The ASI began the renovation in 2015.
“Our Vice-President will inaugurate Shyamali as the renovation work has been completed. After inauguration, the house will be open to visitors,” said Bidyut Chakrabarty, the vice-chancellor of Visva-Bharati.
Sources said Naidu would come in a chopper on August 16 morning and inaugurate Shyamali, after which he would deliver a lecture at the Lipika auditorium.
Senior ASI officials said it was a challenge to renovate the mud house, particularly the roof, keeping its heritage value intact.
According to the officials, the ASI has experts to handle concrete monuments but did not have the wherewithal to renovate a mud house, especially one with a mud roof.
Sources in the ASI said several rounds of planning had been done, but work had to be stopped because of the difficulty in finding an engineer with expertise in mud constructions.
“The damaged mud roof was the main problem. We had to change the plan at least half a dozen time because of the typical construction of the house,” a senior ASI official said.
In the final stages of the renovation, the ASI had to procure organic materials that had been used for centuries to build strong mud houses, but were abandoned around 100 years ago. They hired experts from Bankura, Purulia and Jharkhand to renovate the house with organic materials, including 350 pieces of wood apple, 15kg of fenugreek seeds, 40kg of urad dal, 60kg of jaggery and 20kg of myrobalan.
Sekhar Kumar Dutta, deputy superintending archaeological engineer who is now posted in Assam’s Guwahati, was roped in by the ASI to repair the house.

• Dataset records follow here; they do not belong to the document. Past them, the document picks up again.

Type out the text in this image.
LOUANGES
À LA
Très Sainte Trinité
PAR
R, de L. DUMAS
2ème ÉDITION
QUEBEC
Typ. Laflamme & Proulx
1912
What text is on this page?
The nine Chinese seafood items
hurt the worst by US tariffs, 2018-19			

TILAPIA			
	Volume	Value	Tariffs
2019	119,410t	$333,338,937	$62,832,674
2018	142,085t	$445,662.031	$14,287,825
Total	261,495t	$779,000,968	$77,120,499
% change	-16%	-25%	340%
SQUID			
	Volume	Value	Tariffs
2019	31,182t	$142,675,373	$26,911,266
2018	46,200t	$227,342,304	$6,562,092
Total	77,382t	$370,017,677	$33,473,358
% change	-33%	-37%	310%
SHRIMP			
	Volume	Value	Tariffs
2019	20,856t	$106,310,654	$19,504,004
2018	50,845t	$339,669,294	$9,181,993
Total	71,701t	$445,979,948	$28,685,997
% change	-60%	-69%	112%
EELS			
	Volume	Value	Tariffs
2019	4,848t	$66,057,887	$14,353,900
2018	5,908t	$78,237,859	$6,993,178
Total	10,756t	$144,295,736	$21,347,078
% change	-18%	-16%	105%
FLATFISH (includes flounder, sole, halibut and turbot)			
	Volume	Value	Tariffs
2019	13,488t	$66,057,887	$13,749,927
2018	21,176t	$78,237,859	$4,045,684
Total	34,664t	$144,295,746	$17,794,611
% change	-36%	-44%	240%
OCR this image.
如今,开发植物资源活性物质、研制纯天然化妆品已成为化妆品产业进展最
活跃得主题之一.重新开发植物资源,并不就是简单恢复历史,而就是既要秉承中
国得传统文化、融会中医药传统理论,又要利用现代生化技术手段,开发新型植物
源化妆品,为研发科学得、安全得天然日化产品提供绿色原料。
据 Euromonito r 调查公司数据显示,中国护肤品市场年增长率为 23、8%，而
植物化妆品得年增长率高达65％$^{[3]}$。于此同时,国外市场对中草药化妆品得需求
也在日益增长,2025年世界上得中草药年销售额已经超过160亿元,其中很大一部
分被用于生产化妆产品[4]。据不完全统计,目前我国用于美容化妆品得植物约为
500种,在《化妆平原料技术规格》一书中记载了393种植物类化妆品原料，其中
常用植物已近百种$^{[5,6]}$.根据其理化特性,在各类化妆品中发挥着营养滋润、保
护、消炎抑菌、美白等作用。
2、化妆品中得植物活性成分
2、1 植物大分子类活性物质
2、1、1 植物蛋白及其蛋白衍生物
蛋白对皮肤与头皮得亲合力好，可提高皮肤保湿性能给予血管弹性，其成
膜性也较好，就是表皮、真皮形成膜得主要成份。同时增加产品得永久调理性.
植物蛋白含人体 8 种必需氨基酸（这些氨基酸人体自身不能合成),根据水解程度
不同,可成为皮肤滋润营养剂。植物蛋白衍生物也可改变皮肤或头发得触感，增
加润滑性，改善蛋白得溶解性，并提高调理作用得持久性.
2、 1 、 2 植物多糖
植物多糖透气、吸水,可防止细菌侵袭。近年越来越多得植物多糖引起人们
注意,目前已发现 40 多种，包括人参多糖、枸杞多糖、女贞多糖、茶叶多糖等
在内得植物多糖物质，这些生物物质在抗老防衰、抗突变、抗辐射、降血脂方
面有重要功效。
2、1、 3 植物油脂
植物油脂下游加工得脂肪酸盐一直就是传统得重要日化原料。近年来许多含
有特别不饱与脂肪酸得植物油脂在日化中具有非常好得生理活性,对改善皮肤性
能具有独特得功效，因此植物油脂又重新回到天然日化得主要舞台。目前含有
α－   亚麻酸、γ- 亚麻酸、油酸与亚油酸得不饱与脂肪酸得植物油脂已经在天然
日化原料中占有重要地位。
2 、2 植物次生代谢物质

Visva-Bharati officials said Dutta had earlier played a key role in renovating 27 houses and structures at the university, including Chaity, a mud structure on the Patha Bhavana premises.
“It was our challenge to repair Shyamali by retaining its original look. Nowadays we use chemicals for renovation of monuments. But here we used technology that was in vogue 100 years ago,” Dutta told The Telegraph from Guwahati.
“It is really a good news that our Vice-President will inaugurate it and finally the house will be open to visitors,” Dutta added.
Officials at Visva-Bharati said Shyamali would need to be repaired every two years as the roof could get damaged during monsoon.
ASI officials, however, said the organic materials used to repair the roof would be able to withstand rain and the sun for at least five years.
“But the house will need regular maintenance,” an official said.